Sonic, the retrospective of Hedi Slimane’s document of bands from LA and London 2007-2014 was showing in Paris while I was in town. Even though the images are in public circulation in the form of editorials, Saint Laurent campaigns and Slimane’s online diary and I’d seen almost all of them before, there was something powerful about seeing the physical art works. Slimane is very concerned with iconography and there was a real gravity and even nobility to these images of living legends and flaming guns, which I’m sure was completely intentional and which was not any less powerful for it. I wrote a paper on Slimane’s photography for a conference at the Glasgow School of Art earlier this year and it was great to finally get to see the images I’d spent so much time living with in all their minimalist, romantic and deeply stylised glory. I most enjoyed the two slide shows, one of London bands and the other of LA, playing concurrently in silence on facing walls in a side room that was empty apart from the two large black velvet cushions you could sit on to watch. As I sat on a cushion watching the faces of young boys and girls in bands and their elated fans fade in and out, I found myself feeling unexpectedly sad for how much has changed (already those times belong to a past that arguably – because of the commodification of youth culture - can never be returned to) and sad for how much I have changed too and how my own youth - all that unbridled hunger and energy and innocence – has been lost to another time, also. I love my life now and would never want to go through the wild turbulence of my twenties all over again but sitting in the dark on those cushions, I experienced a small moment of grieving.
I thought the line up of Le Guess Who? festival in Utrecht was really well curated. My personal highlights were Bo Ningen versus Savages – girls who look like boys and boys who look like girls… drummer against drummer, bass against bass, guitar against guitar and singer against singer…melting, splitting, dissolving… an atomic storm of pure noise – and Swans… the entire audience bodily swaying backwards and forwards in a primitive ritual of mass transcendence that left me coming away from it all feeling spiritually cleansed. It was also great to see Ice Age – a “hot mess” according to one of the girls I was with, which perfectly sums them up and also new Canadian band Ought whose charismatic singer is a cross between Jarvis Cocker and Mark E Smith with a sound that traverses Magazine, Talking Heads and The Fall. An inspiring weekend in fun company.

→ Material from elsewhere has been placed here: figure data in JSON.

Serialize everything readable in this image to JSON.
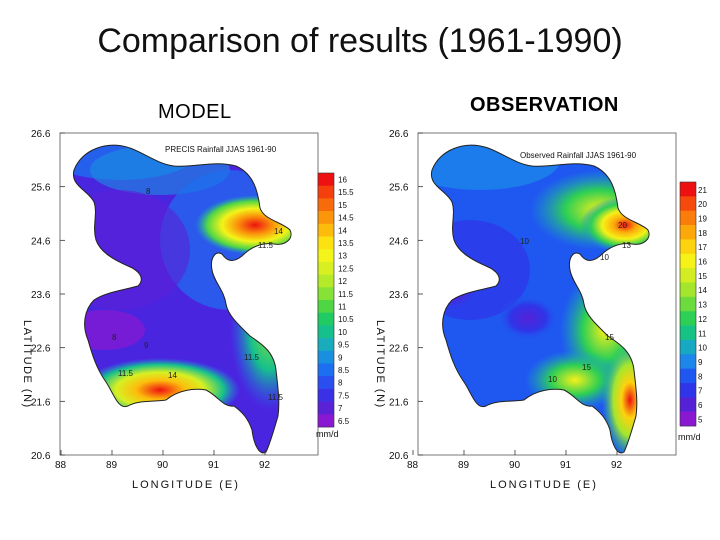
{
  "slide": {
    "title": "Comparison of results (1961-1990)",
    "model_label": "MODEL",
    "observation_label": "OBSERVATION"
  },
  "axes": {
    "ylabel": "LATITUDE (N)",
    "xlabel": "LONGITUDE (E)",
    "lat_ticks": [
      "26.6",
      "25.6",
      "24.6",
      "23.6",
      "22.6",
      "21.6",
      "20.6"
    ],
    "lon_ticks": [
      "88",
      "89",
      "90",
      "91",
      "92"
    ]
  },
  "model": {
    "map_title": "PRECIS Rainfall JJAS 1961-90",
    "colorbar": [
      "16",
      "15.5",
      "15",
      "14.5",
      "14",
      "13.5",
      "13",
      "12.5",
      "12",
      "11.5",
      "11",
      "10.5",
      "10",
      "9.5",
      "9",
      "8.5",
      "8",
      "7.5",
      "7",
      "6.5"
    ],
    "colorbar_colors": [
      "#ee1111",
      "#f53f0d",
      "#f86b0b",
      "#fb950a",
      "#fdbc0c",
      "#fde212",
      "#f3f419",
      "#d8f022",
      "#b4ea2a",
      "#86e236",
      "#4fd645",
      "#1fcb62",
      "#16c08c",
      "#18acbd",
      "#1a8fe0",
      "#1c6ff0",
      "#2a4ef0",
      "#3a30e6",
      "#5a22d6",
      "#8a18d2"
    ],
    "unit": "mm/d",
    "contour_labels": [
      "8",
      "14",
      "11.5",
      "8",
      "9",
      "11.5",
      "11.5",
      "14",
      "11.5"
    ]
  },
  "observation": {
    "map_title": "Observed Rainfall JJAS 1961-90",
    "colorbar": [
      "21",
      "20",
      "19",
      "18",
      "17",
      "16",
      "15",
      "14",
      "13",
      "12",
      "11",
      "10",
      "9",
      "8",
      "7",
      "6",
      "5"
    ],
    "colorbar_colors": [
      "#ee1111",
      "#f64a0d",
      "#fa7c0b",
      "#fca80b",
      "#fdd20e",
      "#f6f117",
      "#d2ee22",
      "#a4e62e",
      "#6cdc3c",
      "#2dcf55",
      "#17c286",
      "#18a9c2",
      "#1c86ea",
      "#1f58f0",
      "#2f35e8",
      "#5522d8",
      "#8a18d2"
    ],
    "unit": "mm/d",
    "contour_labels": [
      "10",
      "13",
      "10",
      "15",
      "15",
      "20",
      "10"
    ]
  },
  "colors": {
    "background": "#ffffff",
    "text": "#111111"
  }
}
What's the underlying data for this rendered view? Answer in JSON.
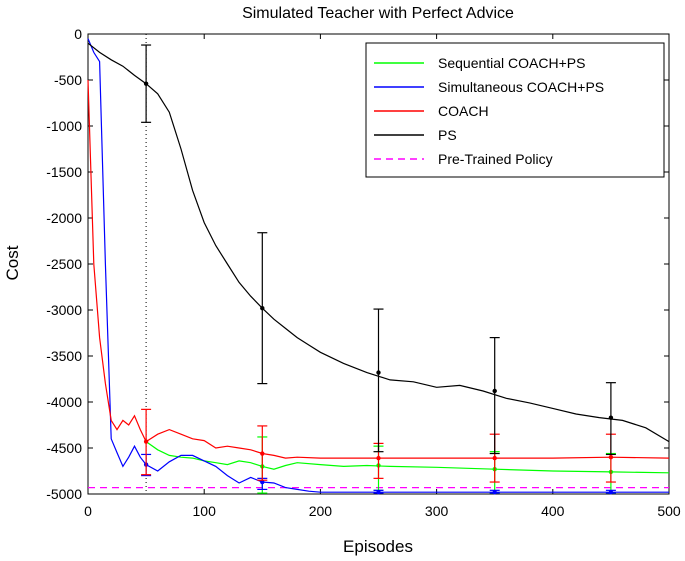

I love Angela Carter and am slowly working my way through her entire catalogue in no particular order. In The Infernal Desire Machines she takes the real life author of The Sandman, ETA Hoffman and transforms him into her own version of The Sandman’s protagonist-inventor. But instead of inventing a doll who appears like a woman, Carter’s Hoffman invents multiple realities that warp time and space created from the sexual energy of desire. It’s this philosophical questioning about the nature of reality and the power of the imagination that goes right to the heart of all Carter’s works. What she does best and what I love about her, is her ability to plunge the reader into a romantic, bloody, beautiful, carnivalesque world where anything is possible and nothing is as it first seems. In the Infernal Desire Machines, she creates penetrating images of cannibalistic acrobats and masochist centaurs that sink deep into the subconscious… so much so that I found myself having strange dreams whilst reading this book that could only be explained by the bizarre and wonderful imagery it planted in my head.